O CPC 2015, em seu art. 165, §§ 2º e prevê as sutis diferenças entre eles:

CONCILIADOR:

  • Tem uma participação mais ativa no processo de negociação.
  • Atua preferencialmente nos casos em que não houver vínculo anterior entre as partes.
  • Pode sugerir soluções para o litígio.

MEDIADOR:

  • Auxilia as partes a compreender as questões e os interesses em conflito, de modo que eles possam, pelo restabelecimento da comunicação, identificar, por si próprios, soluções consensuais que gerem benefícios mútuos.
  • Atua preferencialmente nos casos em que houver vínculo anterior entre as partes.
  • Não propõe soluções para os litigantes.

COMPLEMENTAÇÃO:

Quando surge um conflito, as pessoas envolvidas poderão resolvê-lo pelos seguintes meios:

1) Jurisdição estatal: resolução do conflito mediante uma ação que será julgada pelo Poder Judiciário.

2) Arbitragem (“jurisdição privada”): é uma técnica de solução de conflitos por meio da qual os conflitantes aceitam que a solução de seu litígio seja decidida por uma terceira pessoa, de sua confiança.

Há intensa discussão na doutrina se a arbitragem pode ser considerada como jurisdição ou se seria apenas um equivalente jurisdicional. Fredie Didier afirma que a arbitragem é jurisdição; Luiz Guilherme Marinoni sustenta o contrário.
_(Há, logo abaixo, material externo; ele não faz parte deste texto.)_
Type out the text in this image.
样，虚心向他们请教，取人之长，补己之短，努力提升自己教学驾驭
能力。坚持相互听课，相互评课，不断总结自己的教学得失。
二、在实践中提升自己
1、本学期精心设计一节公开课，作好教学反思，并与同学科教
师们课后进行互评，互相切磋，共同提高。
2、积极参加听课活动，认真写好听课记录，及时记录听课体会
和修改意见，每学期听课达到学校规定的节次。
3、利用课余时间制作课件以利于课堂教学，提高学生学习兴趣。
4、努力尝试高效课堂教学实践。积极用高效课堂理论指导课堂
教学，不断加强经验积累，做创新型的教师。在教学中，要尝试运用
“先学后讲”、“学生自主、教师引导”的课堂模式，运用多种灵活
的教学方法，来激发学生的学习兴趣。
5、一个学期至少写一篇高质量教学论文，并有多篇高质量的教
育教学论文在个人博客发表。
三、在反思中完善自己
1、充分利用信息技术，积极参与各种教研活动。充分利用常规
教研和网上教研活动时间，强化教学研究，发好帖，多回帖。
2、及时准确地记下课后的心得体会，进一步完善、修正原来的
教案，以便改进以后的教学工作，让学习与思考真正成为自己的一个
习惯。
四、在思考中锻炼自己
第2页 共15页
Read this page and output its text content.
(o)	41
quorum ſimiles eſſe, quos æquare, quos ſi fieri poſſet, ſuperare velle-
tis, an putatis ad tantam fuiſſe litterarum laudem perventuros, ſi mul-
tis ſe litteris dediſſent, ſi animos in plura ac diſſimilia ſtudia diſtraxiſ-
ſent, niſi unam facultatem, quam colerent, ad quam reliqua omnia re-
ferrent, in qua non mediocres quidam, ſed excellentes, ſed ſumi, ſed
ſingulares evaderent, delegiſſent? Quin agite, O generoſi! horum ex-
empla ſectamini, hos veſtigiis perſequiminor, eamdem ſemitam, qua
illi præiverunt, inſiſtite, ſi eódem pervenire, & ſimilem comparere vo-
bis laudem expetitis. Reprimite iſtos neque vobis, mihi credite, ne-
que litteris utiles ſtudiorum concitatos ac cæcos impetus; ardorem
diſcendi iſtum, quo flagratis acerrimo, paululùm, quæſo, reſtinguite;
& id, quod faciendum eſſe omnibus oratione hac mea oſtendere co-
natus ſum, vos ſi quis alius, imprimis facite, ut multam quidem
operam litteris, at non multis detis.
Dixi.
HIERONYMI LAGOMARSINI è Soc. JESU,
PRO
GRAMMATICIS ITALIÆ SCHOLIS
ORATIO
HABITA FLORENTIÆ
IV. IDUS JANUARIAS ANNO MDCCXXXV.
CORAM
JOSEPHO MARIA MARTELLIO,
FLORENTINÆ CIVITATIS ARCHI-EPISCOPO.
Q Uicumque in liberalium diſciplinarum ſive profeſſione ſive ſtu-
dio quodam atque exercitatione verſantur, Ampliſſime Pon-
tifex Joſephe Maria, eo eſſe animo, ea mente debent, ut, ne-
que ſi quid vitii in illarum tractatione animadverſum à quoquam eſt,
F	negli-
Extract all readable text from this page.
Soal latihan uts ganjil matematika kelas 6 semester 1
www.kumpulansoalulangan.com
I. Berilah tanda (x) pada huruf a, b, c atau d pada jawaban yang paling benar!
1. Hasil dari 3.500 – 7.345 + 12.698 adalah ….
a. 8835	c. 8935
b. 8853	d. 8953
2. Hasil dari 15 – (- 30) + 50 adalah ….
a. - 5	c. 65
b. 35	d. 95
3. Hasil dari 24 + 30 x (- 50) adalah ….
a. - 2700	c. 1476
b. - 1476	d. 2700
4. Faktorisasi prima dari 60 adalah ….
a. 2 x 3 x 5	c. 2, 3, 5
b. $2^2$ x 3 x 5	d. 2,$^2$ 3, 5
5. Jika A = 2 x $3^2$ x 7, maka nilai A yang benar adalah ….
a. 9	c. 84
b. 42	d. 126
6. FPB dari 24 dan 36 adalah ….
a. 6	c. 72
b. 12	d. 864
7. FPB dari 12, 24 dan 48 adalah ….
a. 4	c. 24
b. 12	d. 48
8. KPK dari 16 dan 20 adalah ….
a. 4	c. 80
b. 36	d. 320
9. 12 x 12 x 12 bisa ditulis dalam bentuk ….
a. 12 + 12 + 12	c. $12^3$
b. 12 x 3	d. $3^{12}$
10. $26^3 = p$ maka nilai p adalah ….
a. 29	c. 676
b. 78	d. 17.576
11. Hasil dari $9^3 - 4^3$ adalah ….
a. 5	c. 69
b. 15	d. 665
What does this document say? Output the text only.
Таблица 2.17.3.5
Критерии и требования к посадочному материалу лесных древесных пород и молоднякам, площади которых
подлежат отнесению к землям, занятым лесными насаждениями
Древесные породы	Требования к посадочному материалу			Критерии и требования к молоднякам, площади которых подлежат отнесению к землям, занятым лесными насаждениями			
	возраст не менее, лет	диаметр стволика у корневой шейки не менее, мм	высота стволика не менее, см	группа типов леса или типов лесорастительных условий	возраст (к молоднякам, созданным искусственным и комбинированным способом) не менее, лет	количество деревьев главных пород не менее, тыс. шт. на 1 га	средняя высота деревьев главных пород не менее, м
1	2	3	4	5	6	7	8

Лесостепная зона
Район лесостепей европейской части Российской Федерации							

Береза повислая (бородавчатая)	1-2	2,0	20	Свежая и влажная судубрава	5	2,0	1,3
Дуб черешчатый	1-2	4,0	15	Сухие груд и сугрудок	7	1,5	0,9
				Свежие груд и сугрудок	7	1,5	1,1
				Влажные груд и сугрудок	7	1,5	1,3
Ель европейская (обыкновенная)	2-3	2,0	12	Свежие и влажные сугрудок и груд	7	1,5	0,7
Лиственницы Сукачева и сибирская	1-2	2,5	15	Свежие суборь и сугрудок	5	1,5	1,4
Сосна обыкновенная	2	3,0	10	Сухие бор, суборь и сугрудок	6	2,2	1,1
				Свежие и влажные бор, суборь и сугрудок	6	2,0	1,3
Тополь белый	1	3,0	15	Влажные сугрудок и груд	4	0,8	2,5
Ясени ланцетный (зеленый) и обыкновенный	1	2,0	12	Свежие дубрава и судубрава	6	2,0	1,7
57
A arbitragem é regulada pela Lei n.º 9.307/96, recentemente reformada pela Lei 13.129/2015, sendo cada vez mais valorizada.

3) Autotutela: é a solução imposta, por meio da força (física, moral, econômica, política etc.), por um dos litigantes contra o outro. Na linguagem popular, significa “fazer justiça com as próprias mãos”.

Em regra, a autotutela é proibida, podendo até mesmo ser considerada crime, a depender da situação. No entanto, existem algumas exceções em que a autotutela é permitida. Exs: desforço incontinenti do possuidor turbado ou esbulhado (art. 1.210, § 1º doCC), legítima defesa, direito de retenção etc.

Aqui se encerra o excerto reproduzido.